No matter the name, there’s style within the style to decide on; there is no one definitive idea of Port-style wine. That said, they do fall into two major camps: bottle-aged (the fruity ones, which may be either a blend of vintages or the product of just one exceptional vintage) and wood-aged (which linger in wooden barrels for
years until they’ve turned tawny in color and nutty in flavor).
Which go best with which blue?
It depends entirely on what you’re looking for. If it’s refinement and restraint you value, a well-aged, tawny-hued wine is the way to go — it’s less sweet than its purple cousins, with translucent layers of flavor, so a restrained, creamy blue won’t get lost. (A wine like Prager Winery and Port Works Tawny is light enough to let the milky notes
of a Maytag Blue through while cutting its richness.)

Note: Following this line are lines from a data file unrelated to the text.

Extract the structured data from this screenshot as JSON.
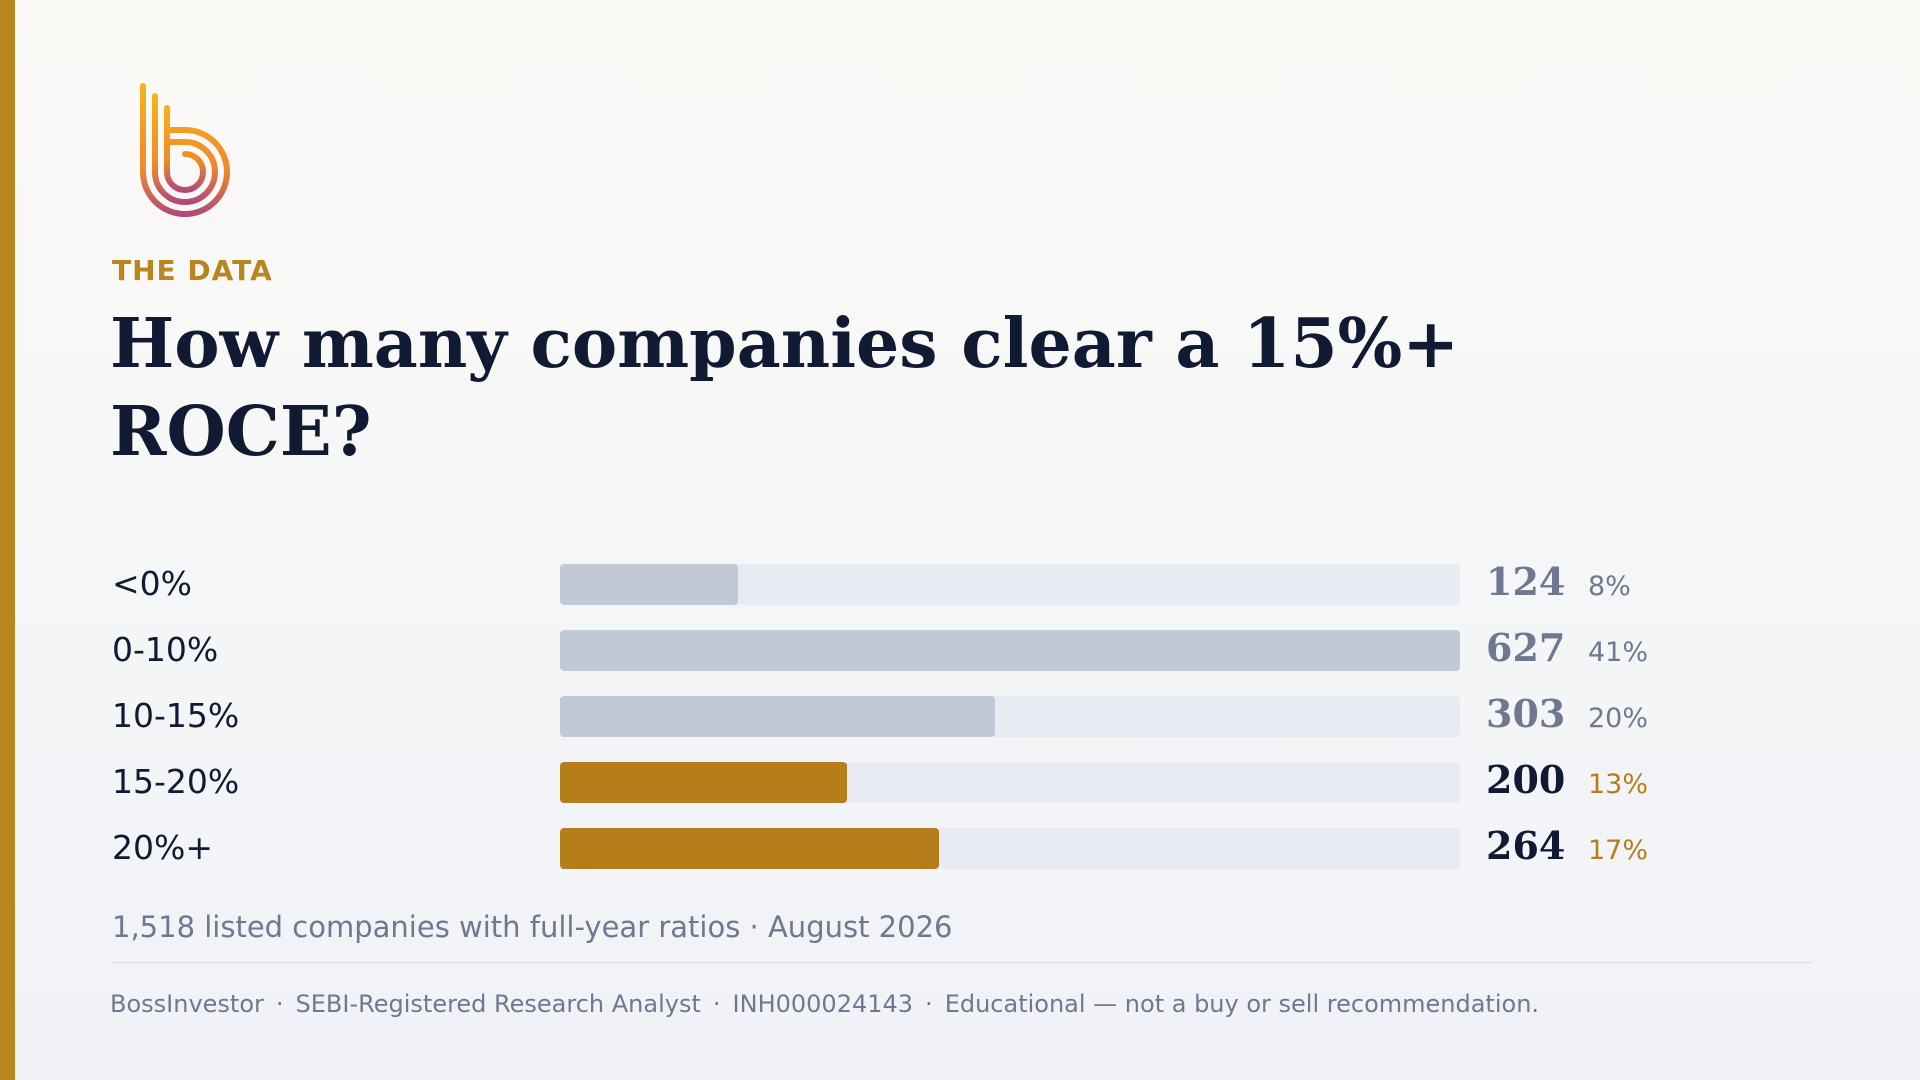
{
  "brand": {
    "eyebrow": "THE DATA"
  },
  "chart_data": {
    "type": "bar",
    "orientation": "horizontal",
    "title": "How many companies clear a 15%+ ROCE?",
    "categories": [
      "<0%",
      "0-10%",
      "10-15%",
      "15-20%",
      "20%+"
    ],
    "values": [
      124,
      627,
      303,
      200,
      264
    ],
    "percents": [
      "8%",
      "41%",
      "20%",
      "13%",
      "17%"
    ],
    "highlight": [
      false,
      false,
      false,
      true,
      true
    ],
    "xlim": [
      0,
      627
    ],
    "grid": false,
    "colors": {
      "base_bar": "#c1c9d6",
      "highlight_bar": "#b67d1b",
      "track": "#e8ebf2",
      "base_value": "#6f7890",
      "highlight_value": "#111a33",
      "highlight_pct": "#b67d1b"
    }
  },
  "note": "1,518 listed companies with full-year ratios · August 2026",
  "footer": {
    "items": [
      "BossInvestor",
      "SEBI-Registered Research Analyst",
      "INH000024143",
      "Educational — not a buy or sell recommendation."
    ],
    "separator": "·"
  }
}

A cheese with more earth, funk, and density works better with a wine that shares some of those characteristics, as many of the wines made with Portuguese varieties do. (Try Cayuga, for example, with a wine like Prager’s Tomás or Heitz Cellar Ink Grade: they have herb-tinged, wild blackberry flavors that kick up the cheese’s goaty, herbal notes.)
The Zins tend to be more evenhanded; their heavy-gauge velvet texture wraps around whatever tang the cheeses put forth without mowing over their complexity.